A woman holding a baby stands in front of a shelf displaying milk powder products at a supermarket in Beijing May 20, 2013.
11:55 JST, March 6, 2025
A diverse diet that introduced 13 or 14 foods to 9-month-old babies was associated with a 45 percent lower risk of food allergy compared with the introduction of fewer foods at that age, according to a study in the journal Pediatric Allergy and Immunology.
Researchers used data from 2,060 infants and their families – recruited between May 2016 and December 2022 – in the NorthPop Birth Cohort Study, a population-based study in Northern Sweden that seeks to identify factors influencing allergies and asthma.

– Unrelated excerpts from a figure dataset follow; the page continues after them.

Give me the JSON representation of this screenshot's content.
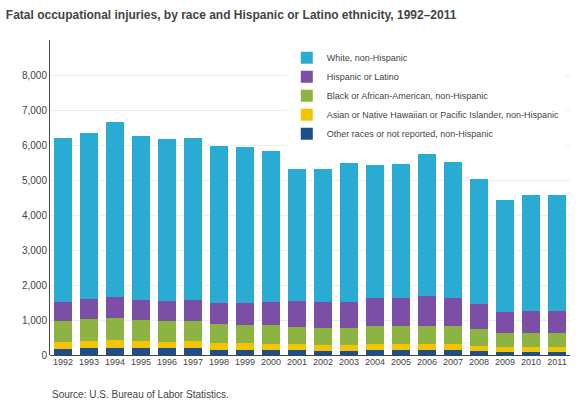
{
  "chart_data": {
    "type": "bar",
    "title": "Fatal occupational injuries, by race and Hispanic or Latino ethnicity, 1992–2011",
    "stacked": true,
    "categories": [
      "1992",
      "1993",
      "1994",
      "1995",
      "1996",
      "1997",
      "1998",
      "1999",
      "2000",
      "2001",
      "2002",
      "2003",
      "2004",
      "2005",
      "2006",
      "2007",
      "2008",
      "2009",
      "2010",
      "2011"
    ],
    "series": [
      {
        "name": "Other races or not reported, non-Hispanic",
        "color": "#1F4E8C",
        "values": [
          185,
          195,
          200,
          190,
          190,
          195,
          145,
          140,
          140,
          130,
          125,
          125,
          140,
          140,
          140,
          135,
          115,
          95,
          95,
          90
        ]
      },
      {
        "name": "Asian or Native Hawaiian or Pacific Islander, non-Hispanic",
        "color": "#F5C400",
        "values": [
          195,
          205,
          215,
          205,
          195,
          195,
          195,
          195,
          185,
          185,
          165,
          165,
          175,
          175,
          175,
          175,
          155,
          125,
          125,
          125
        ]
      },
      {
        "name": "Black or African-American, non-Hispanic",
        "color": "#8DB443",
        "values": [
          600,
          620,
          640,
          600,
          580,
          590,
          550,
          530,
          520,
          490,
          490,
          480,
          510,
          510,
          520,
          510,
          470,
          420,
          420,
          420
        ]
      },
      {
        "name": "Hispanic or Latino",
        "color": "#7B4FA6",
        "values": [
          540,
          570,
          610,
          580,
          580,
          580,
          600,
          630,
          670,
          740,
          740,
          740,
          790,
          800,
          850,
          820,
          720,
          590,
          610,
          630
        ]
      },
      {
        "name": "White, non-Hispanic",
        "color": "#29ABD4",
        "values": [
          4680,
          4740,
          4980,
          4680,
          4640,
          4640,
          4480,
          4440,
          4310,
          3770,
          3800,
          3980,
          3820,
          3820,
          4050,
          3870,
          3580,
          3190,
          3310,
          3310
        ]
      }
    ],
    "ylim": [
      0,
      9000
    ],
    "yticks": [
      0,
      {
        "value": 1000,
        "label": "1,000"
      },
      {
        "value": 2000,
        "label": "2,000"
      },
      {
        "value": 3000,
        "label": "3,000"
      },
      {
        "value": 4000,
        "label": "4,000"
      },
      {
        "value": 5000,
        "label": "5,000"
      },
      {
        "value": 6000,
        "label": "6,000"
      },
      {
        "value": 7000,
        "label": "7,000"
      },
      {
        "value": 8000,
        "label": "8,000"
      }
    ],
    "grid": true,
    "legend": "upper right",
    "annotations": [
      {
        "text": "Source: U.S. Bureau of Labor Statistics."
      }
    ]
  }
}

The new research also said infants with the most diverse diet had a 61 percent lower risk of having a food allergy by 18 months than those with the least diverse diet. A diverse diet was particularly effective in preventing a food allergy for those without a family history of food allergies or history of eczema. But earlier introduction of a diverse diet, at 6 months, did not show the same reduction in food allergy risk.
Parents filled out food consumption questionnaires when their children reached about 9 months of age. Diet diversity was measured by the frequency of the infants’ consumption of 14 foods at 6 and 9 months, as well as how often the infants consumed six allergenic foods (wheat, egg, fish, dairy, nuts and peanuts, and soy).
At 18 months, 100 children participating in the study were diagnosed with a food allergy. The most commonly occurring were cow’s milk allergy (69 cases) and egg allergy (35 cases). Additionally, 30 of the 100 had allergies to multiple foods.
Food allergies are generally inherited, the researchers said, but infant diet can have an impact on the adaptive immune system and allergic disease development.
“Repeated exposure to foods in infancy is important both for tolerance development and maintenance,” the authors write. “One could assume that frequent consumption of plant-based foods including fruit, vegetables, and legumes which are rich in fiber and vitamins are especially important for reducing food allergy risk, in line with existing guidelines.”